To: Cirruslvr who wrote (46439)1/18/1999 12:12:00 AM
From: kash johal  Read Replies (1) | Respond to of 1571924
 
Cirruslvr,

>Re: Paul - RE: "It wasn't a MASK problem, per se - it was a DESIGN >PROBLEM."
>If it was a design problem, wouldn't it have hurt their ability to >make ANY K6-2s?

You are getting somewhat confused methinks.

All processors have basic critical delay paths, some slower and faster than others. However as these chips operate at a clock frequency (or some multiple). So basically the chips are limited by the slowest paths and these become critical in limiting the chip speeds. Folks go out and incrementally improve speed paths over time and that is one way of improving the SPEED and binning yields.

In AMD's case they had difficulty getting to 400Mhz speeds and had to fix it with a design/layout change.
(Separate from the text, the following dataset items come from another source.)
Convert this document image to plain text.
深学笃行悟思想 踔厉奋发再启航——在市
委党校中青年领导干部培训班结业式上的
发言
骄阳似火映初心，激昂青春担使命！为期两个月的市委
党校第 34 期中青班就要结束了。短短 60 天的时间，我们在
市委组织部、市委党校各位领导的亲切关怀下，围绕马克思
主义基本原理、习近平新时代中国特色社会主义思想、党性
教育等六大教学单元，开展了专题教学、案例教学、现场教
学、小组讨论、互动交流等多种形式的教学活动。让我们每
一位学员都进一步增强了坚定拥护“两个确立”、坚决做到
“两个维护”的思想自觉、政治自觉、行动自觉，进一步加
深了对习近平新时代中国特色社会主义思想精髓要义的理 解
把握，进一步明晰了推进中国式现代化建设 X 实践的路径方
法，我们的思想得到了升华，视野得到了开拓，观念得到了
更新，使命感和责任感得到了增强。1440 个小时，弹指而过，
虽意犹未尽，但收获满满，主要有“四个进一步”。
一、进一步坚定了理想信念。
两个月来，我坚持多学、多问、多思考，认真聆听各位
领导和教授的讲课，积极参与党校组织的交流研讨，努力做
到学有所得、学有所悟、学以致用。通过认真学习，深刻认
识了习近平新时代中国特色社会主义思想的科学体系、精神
The design change results in new improved metal masks being manufactured.

As far as Pauls 34% yield BS goes.

AMD said they produced 40K wafers in Q4. Not all of which resulted in shippable product. If we use 35K wafers as what 5.5M shipped units resulted from we see that the yield is 157 good DPW. With around 300 Gross Die Per Wafer we can see that yields are in 50%-55% range.

Not bad but not great.

With 60K wafer/month capacity coming on stream that means that AMD can ship 7-9M K6-2 equivalent die.

Although the k-3 is 50% bigger remember that at 0.18 micron the die will be similar to current k-6 size.

I think the current decline is way overdone and represents a great buying opportunity. And I have bought some more. If it drops to $20 I will buy some more. I suspect that we will see the uptick in February when the k-3's are introduced.